Wahrend des Aufstiegs überholt uns ein Mann, der einen Metalldetektor mit sich trägt. Das ist irgendwie witzig und wir können uns keinen Reim drauf machen.

Es ist ziemlich bewaldet hier und da es im Sonnenschein auch ziemlich warm ist, sind wir froh, dass wir jene Aufstiegsroute gewählt haben, die größtenteils im Wald liegt. Wir fühlen uns heute das erste Mal in dem Urlaub sehr an Wanderungen in den heimischen Bergen erinnert, von der Vegetation her und später auch, als sich die Szenerie des Sees und der Berge vor uns ausbreitet - ein blau schimmernder See, bewaldete Rücken bis zur Baumgrenze, danach blanker Fels. Ja, für die Wanderung hätten wir wohl nicht an diesen Teil der Welt reisen müssen - bis auf das kleine Detail, dass hier sommerliche Temperaturen herrschen und die Sonne bis 21:00 scheint. Es ist zwar in de Heimat derzeit auch ungewöhnlich warm, aber tauschen wollen wir gerade dennoch nicht.
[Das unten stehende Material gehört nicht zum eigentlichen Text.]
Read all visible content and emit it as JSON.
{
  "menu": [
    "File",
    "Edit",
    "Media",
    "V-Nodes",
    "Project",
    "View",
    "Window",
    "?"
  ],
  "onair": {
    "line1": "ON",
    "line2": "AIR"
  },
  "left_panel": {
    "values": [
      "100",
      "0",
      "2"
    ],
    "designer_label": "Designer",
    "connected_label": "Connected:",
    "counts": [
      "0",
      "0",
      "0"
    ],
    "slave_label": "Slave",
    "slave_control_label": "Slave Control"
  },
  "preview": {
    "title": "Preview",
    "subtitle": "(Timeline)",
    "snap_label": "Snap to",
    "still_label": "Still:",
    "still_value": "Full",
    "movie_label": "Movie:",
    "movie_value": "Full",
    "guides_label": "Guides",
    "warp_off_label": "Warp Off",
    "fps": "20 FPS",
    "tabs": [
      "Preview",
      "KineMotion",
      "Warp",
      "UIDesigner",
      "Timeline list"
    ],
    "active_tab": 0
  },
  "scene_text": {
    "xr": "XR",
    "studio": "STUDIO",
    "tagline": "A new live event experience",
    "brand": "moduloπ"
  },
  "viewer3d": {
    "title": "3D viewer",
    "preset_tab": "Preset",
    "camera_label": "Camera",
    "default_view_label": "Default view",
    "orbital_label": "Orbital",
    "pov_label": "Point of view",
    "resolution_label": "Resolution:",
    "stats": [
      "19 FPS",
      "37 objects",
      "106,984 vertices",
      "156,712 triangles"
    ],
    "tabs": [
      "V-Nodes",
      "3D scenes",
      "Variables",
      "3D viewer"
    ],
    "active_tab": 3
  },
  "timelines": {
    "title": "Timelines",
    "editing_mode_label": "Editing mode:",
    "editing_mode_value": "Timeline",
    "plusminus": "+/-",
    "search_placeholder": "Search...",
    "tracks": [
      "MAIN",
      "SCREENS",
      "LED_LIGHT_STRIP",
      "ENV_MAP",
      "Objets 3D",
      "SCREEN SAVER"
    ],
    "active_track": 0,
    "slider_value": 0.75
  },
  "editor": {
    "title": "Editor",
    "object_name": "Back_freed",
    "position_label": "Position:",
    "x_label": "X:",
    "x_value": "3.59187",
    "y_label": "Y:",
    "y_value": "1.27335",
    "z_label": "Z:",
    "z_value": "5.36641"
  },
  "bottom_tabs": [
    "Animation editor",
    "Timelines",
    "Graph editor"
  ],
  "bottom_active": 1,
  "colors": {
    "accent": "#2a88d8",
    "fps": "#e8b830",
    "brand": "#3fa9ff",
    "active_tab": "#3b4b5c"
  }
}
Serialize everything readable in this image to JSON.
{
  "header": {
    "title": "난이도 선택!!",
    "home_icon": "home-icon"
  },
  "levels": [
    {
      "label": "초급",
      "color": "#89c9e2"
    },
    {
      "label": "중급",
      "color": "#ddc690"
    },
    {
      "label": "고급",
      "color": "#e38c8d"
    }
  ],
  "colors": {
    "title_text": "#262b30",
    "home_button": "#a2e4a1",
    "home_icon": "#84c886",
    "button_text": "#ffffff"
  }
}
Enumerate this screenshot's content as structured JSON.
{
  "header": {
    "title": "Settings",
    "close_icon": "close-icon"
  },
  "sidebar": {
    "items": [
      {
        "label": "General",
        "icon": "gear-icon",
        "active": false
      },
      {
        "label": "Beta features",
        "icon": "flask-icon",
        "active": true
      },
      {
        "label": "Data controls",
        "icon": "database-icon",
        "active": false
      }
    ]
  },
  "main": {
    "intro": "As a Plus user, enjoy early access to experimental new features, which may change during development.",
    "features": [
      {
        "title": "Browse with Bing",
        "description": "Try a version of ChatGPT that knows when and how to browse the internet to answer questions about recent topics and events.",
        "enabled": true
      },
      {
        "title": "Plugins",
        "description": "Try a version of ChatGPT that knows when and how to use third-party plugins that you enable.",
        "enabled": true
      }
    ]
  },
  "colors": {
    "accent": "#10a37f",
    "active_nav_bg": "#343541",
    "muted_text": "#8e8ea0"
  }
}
Der See Rotouiti von oben betrachtet

Oben nach dem Gipfel sehen wir die Abzweigung - unser Wanderführer in Buchform bezeichnet sie lustigerweise immer als Abzweig - zu dem Weg, der weiter den Kamm entlang führt. Diesen Weg nimmt man, wenn man eine mehrtägige Version der Wanderung unternehmen will. Dahinter ist gleich eine riesige Tafel aufgestellt, die in der typisch amerikanisch-kanadisch übertriebenen Art darauf hinweist, was man alles beachten soll, wenn man auf Berge geht. Das fällt bei uns einfach unter Hausverstand, der hier anscheinend oft zu fehlen scheint. Ich bin schon gespannt, wann es soweit ist, dass solche Schilder bei uns aufgestellt werden.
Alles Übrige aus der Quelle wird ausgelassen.